Gates' thesis is that the general climate community has been overstating the case for climate change. It's a major, serious problem, which he has personally done far more to address than almost anybody, but it's not the civilization-ending emergency crisis it is often painted as. This has stopped us from allocating our resources wisely to fight the true big problems like poverty and disease, which will do far more harm to people than even the worst that global warming threatens. The way to combat climate change not simply to stop emissions (which is good) but to give people the economic prosperity and tools to contend with the hardships to come, and many others.

Read Gates' own essay to get the full scope of his argument, but in the meantime there's something deeper. If you concur with his thesis, it's very interesting to consider why this is done, and what it means.

When you believe in a cause, you want others to join, and when you look out you see that many or most people don't "get it." This makes you naturally tolerant of overstating your own cause. You might not even overstate it yourself, but you will let it slide when your allies go too far. They are, you feel, just "moving the window."

It's an easy trap to fall in. You conclude it's a crisis, but perhaps not an emergency. But others are only treating it as a "problem" or dismissing it. If people declare it's an emergency, this should move the average position closer to "crisis" where you think it should be. (Just to be clear, this is assuming an emergency is worse than a crisis, which is worse than a problem.) It becomes moral to overhype because you imagine it will move the needle closer to where it should be, and that means solving the problem faster.

The trouble is, this is usually, perhaps always, an illusion. Overstating creates backlash. Both naturally, in those who can see that there's hype, and artificially, when you generate opponents who can use your own lies an exaggerations to reverse things. Tell people, "you have to drop everything and curtail your lifestyle to prevent the climate emergency" and those who don't believe in the emergency will turn into deniers. They'll start to believe your position is not just an error but a hoax, and they will convince those receptive to that message. In the end you may not move the window at all, but increase polarization, creating a chaotic state where things flip back and forth. We see this in the MAGA movement with its undoing of many environmental regulations as part of that backlash.

This is magnified by the new explosion in propaganda tools flowing through social media. And it's not just in climate. The same thing happened with Covid, which is a very serious disease which took my mother from me and many millions of other people's mothers. But the strength of our response to it spawned a movement that now doubts all vaccines, even distrusts all of science, and has put RFK Jr. as head of HHS. When the next epidemic comes, and it will, it will be very hard to get people to take even ordinary levels of precaution.

This story is repeated in so many areas of public debate, magnified again by the new propaganda techniques. It's a lesson for the Democrats. Each time they pushed too far, they drove too many voters into the arms of the Trump populists. This has happened in most countries of the world.
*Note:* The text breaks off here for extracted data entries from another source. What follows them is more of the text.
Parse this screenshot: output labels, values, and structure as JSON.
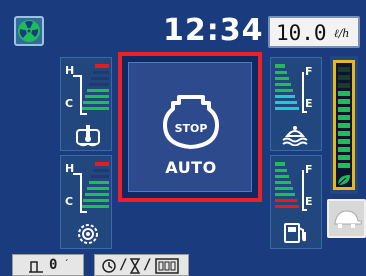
{
  "header": {
    "clock": "12:34",
    "fuel_rate": {
      "value": "10.0",
      "unit": "ℓ/h"
    }
  },
  "left_gauges": {
    "coolant": {
      "high_label": "H",
      "low_label": "C",
      "icon": "engine-temperature-icon",
      "level": 0.45
    },
    "hydraulic_oil": {
      "high_label": "H",
      "low_label": "C",
      "icon": "hydraulic-oil-temperature-icon",
      "level": 0.45
    }
  },
  "right_gauges": {
    "fuel": {
      "full_label": "F",
      "empty_label": "E",
      "icon": "fuel-icon",
      "level": 0.75
    },
    "def": {
      "full_label": "F",
      "empty_label": "E",
      "icon": "def-adblue-icon",
      "level": 0.75
    }
  },
  "alert": {
    "icon": "engine-stop-icon",
    "icon_text": "STOP",
    "label": "AUTO",
    "border_color": "#ee1f25"
  },
  "eco_gauge": {
    "icon": "leaf-eco-icon",
    "level": 0.72,
    "accent": "#e7b722"
  },
  "buttons": {
    "fan": "fan-icon",
    "turtle": "turtle-slow-mode-icon"
  },
  "footer": {
    "odometer_value": "0",
    "hour_meter_icons": [
      "clock-icon",
      "hourglass-icon",
      "counter-icon"
    ]
  },
  "colors": {
    "background": "#1a3c7e",
    "gauge_green": "#1fbd5a",
    "gauge_red": "#e61c1c",
    "gauge_cyan": "#27c6d7"
  }
}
If you believe you are right (as everybody does) you feel you should win, but you can't be an asshole about it, you must be careful about winning too much, for the blowback will get you things like the Dobbs decision, which did not advance the case of women's rights.

A solution to this is not at all easy. Nobody is "in charge" of the message in most cases. Causes are distributed, no one person or group gets to decide to stop overstating. Leaders can dial down the hype but it often doesn't help as the rank and file are happier with ideological purity and extremism. This is also fueled by the propagandists who want the polarization as it helps them. This is the challenge of 21st century political discourse, and I don't yet offer any solutions.